We produce our coffee extract from real coffee beans and filtered water – nothing else. Using 100% Arabica beans gives you the most authentic and best tasting coffee going around – but it does leave us with leftover coffee grounds. We hate waste, so we started exploring different ways in which we could make use of our spent coffee grounds.
Here are some facts!
- The use of coffee grounds in garden soil will improve the soil’s structure straight away! It will also continue to improve the soil over time. Coffee grounds can make up 35% of the total soil volume but any more than this and you may start to lose the benefits.
- When coffee grounds are added to soil, the availability of phosphorus, potassium, magnesium and copper are substantially improved. These elements are vital to soil and plant health.
- Nearly all potassium and all magnesium from the coffee grounds are in the available form. This means that immediate availability improvements for these two elements will take place when the coffee grounds are blended with mineral soils. About half of the copper and calcium are in their immediately available forms.
- The addition of coffee grounds to soil eliminates the need to add supplements of the elements above (which are often costly!).
- Over the long term the coffee grounds will act like a slow-release fertiliser providing long-term nitrogen input which can then be utilised by plants.

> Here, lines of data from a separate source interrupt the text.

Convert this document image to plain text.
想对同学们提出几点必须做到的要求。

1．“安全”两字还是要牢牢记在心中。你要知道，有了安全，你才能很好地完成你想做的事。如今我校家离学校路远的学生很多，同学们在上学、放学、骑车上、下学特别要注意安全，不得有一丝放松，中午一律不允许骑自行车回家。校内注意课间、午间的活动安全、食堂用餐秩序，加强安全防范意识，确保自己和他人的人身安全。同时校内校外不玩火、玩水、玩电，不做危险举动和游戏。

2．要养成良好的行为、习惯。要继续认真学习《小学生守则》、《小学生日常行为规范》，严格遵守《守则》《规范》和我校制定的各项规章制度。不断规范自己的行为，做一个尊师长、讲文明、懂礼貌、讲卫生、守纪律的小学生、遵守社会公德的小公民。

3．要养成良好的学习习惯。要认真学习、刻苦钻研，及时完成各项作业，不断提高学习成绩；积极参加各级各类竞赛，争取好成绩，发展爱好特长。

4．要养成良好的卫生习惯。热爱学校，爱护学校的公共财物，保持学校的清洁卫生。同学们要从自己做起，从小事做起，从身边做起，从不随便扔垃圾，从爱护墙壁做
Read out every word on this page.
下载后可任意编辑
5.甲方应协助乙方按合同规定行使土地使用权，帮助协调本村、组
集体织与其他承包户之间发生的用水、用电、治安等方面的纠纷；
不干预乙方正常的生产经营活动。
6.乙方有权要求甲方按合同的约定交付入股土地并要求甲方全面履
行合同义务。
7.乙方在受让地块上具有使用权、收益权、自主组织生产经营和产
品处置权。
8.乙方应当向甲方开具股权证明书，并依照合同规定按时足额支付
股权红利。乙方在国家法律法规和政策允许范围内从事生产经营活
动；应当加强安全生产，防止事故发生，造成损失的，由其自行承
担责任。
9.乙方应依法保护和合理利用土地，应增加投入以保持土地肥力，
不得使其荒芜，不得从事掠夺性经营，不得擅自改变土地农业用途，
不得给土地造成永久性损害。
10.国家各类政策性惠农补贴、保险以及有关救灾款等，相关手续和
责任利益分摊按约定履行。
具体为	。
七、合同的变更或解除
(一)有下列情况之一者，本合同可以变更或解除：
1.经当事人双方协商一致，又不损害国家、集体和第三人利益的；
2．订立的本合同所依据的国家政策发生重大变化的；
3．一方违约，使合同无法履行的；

- The acidity of the coffee grounds as well as the ions in sodium and chloride were found to be low enough that they did not have any negative impact on plants.
NPK Values
Nitrogen, phosphorus and potassium are the main ingredients in most fertilisers and are the macro-nutrients used by plants.
- Nitrogen (N) – is largely responsible for the growth of leaves on the plant.
- Phosphorus (P) – is largely responsible for root growth and flower and fruit development.
- Potassium (K) – helps the overall functions of the plant perform correctly.
All three of these elements are found in spent coffee grounds in good quantities:
N: 2.28%
P: 0.06%
K: 0.6%
The next time you make your morning brew, instead of throwing your coffee grounds in the bin or flushing them down the sink, add them to your compost bin, or mix them into your garden soil. Make sure you’re not adding too much though, as you don’t want the acidity of the grounds to harm your plants.